Заветная дверь только слегка приоткрылась перед ней, но в глубине души она чувствовала, что дверь эта может широко распахнуться. Если это произойдет, Тилли поступит так, как советовала ей миссис Дрю: примет то, что ей предложат, и будет держать двумя руками!

Глава 3

— Это специально все подстроено, черт побери! — зло воскликнул Марк Сопвит.

— Не смейте так выражаться в моем присутствии!

— Но это настоящий заговор. Если смогли приехать вы, почему не могли дети?

— Я уже объясняла: Джесси Энн и Люк простудились, у них сильный кашель.

— В таком случае для Мэтью и Джона было бы лучше держаться от них подальше, чтобы не заразиться.

— Доктор Феллоуз настоятельно рекомендовал оставить детей дома. Но ты не будешь один, к тебе на каникулы приедет Гарри.

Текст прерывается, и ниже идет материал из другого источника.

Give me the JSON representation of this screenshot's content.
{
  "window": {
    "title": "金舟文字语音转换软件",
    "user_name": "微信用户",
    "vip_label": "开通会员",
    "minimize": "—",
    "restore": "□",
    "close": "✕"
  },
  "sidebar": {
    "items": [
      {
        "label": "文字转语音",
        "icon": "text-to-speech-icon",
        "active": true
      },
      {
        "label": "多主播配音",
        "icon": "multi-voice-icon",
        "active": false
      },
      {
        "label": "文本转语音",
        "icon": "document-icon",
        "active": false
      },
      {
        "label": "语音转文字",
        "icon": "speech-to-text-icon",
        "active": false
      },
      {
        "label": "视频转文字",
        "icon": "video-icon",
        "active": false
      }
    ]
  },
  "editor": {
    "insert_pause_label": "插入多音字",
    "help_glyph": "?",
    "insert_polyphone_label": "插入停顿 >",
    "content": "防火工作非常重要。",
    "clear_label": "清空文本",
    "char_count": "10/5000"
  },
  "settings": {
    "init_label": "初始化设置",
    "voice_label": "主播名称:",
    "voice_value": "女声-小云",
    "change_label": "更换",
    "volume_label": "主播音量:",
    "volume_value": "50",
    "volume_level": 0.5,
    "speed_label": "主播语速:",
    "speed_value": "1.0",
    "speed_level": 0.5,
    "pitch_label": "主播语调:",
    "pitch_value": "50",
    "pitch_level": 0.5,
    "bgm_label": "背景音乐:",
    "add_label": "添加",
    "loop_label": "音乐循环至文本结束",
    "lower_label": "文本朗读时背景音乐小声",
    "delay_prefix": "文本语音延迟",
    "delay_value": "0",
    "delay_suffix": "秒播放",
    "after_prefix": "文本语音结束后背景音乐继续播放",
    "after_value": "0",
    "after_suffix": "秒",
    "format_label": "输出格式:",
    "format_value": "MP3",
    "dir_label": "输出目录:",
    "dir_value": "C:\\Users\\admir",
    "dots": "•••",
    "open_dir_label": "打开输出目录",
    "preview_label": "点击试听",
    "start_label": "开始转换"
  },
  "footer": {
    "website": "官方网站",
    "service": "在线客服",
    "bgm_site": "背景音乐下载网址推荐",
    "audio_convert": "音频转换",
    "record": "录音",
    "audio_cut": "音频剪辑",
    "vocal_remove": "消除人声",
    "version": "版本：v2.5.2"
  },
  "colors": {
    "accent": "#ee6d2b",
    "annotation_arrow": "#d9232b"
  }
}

— Гарри — взрослый человек, а я хочу, чтобы рядом были мои дети. Эйлин сделала это нарочно, ведь так? Ей хотелось мне досадить.

— Не будь ребенком, Марк. Ты становишься просто невыносимым. Она очень тебе сочувствует.

— Неужели? Что-то незаметно. Если бы она хоть немного беспокоилась обо мне, то вернулась.

— Здоровье моей дочери не позволяет ухаживать за инвалидом.

— А никто от нее этого и не требует, и вам это прекрасно известно, но ей следует быть здесь.

— Что? Приехать сюда и встретиться с твоей любовницей?

— Какой любовницей! Силы небесные! — Марк покрутил головой из стороны в сторону, потом схватил лежавшую на столике книгу и со злостью метнул ее вдоль комнаты. — У меня нет никакой любовницы! — бушевал он. — Я порвал с ней задолго до того, как история выплыла наружу.

Джейн Форфут-Медоуз застыла, стиснув в руке бархатный бант, прикрепленный к верху ее платья из темно-фиолетового бархата. Ее явно напугала эта вспышка гнева. Она смотрела на зятя широко раскрытыми глазами.

— Извините, меня, извините, — пробормотал он, роняя голову на грудь. — Но я так одинок. Вы не можете представить, во что превратилась моя жизнь, — продолжал он, поднимая голову. — Все изменилось так внезапно, что привыкнуть к этому сразу невозможно. Сначала дом гудел от детских голосов. Стоило мне открыть дверь, как на меня сыпались жалобы из-за их очередной проделки. Потом почти вымерший дом, где нет ни одного дорогого мне человека. Выносить одиночество уже тогда было достаточно тяжело, но я мог ходить на прогулки, ездить верхом, мог просто двигаться, — Марк стал сбиваться на крик. — Теперь вообще все осложнилось, — он показал рукой на подножие кресла. Временами начинает казаться, что я схожу с ума.

— Разве тебя никто не навещает? — участливо спросила миссис Форфут-Медоуз.

— Приезжают иногда один-два человека. Мужчины, но всегда без жен. Иногда мне хочется смеяться, а порой — ругаться.

— Я успела в этом убедиться за тот короткий срок, что провела рядом с тобой. Я много разного наслушалась, — голос тещи снова звучал сухо. — Ты никогда так прежде не ругался.

— Ругался, но не в вашем присутствии и не при детях, — криво усмехнулся он. — Простите меня, я благодарен вам за то, что вы приехали. Для меня это очень ценно.

Она подошла и села рядом.

— Когда приезжает Гарри?

— Я полагаю, что послезавтра. Он был здесь два или три дня после того, как меня нашли, но я ничего не помнил тогда. Ему не было смысла оставаться, он все равно ничем не мог мне помочь. Гарри принял приглашение поехать во Францию и в конце семестра уехал туда с другом. В последнем своем письме он сообщает, что приедет за два-три дня до Рождества.

— Очень хорошо, ты не будешь один.

— Нет, один я не буду.

Некоторое время они сидели молча. Молчание нарушила Джейн Форфут-Медоуз.

— Доктор Феллоуз занимается сейчас важным для тебя вопросом, — она в смущении умолкла.

— Вы о протезах? Расскажите, — живо откликнулся заинтересованный Марк.

— Да, — теща облизнула губы и продолжала. — По его мнению, что-то предпринимать можно не раньше, чем через шесть месяцев. Сначала должны затянуться раны.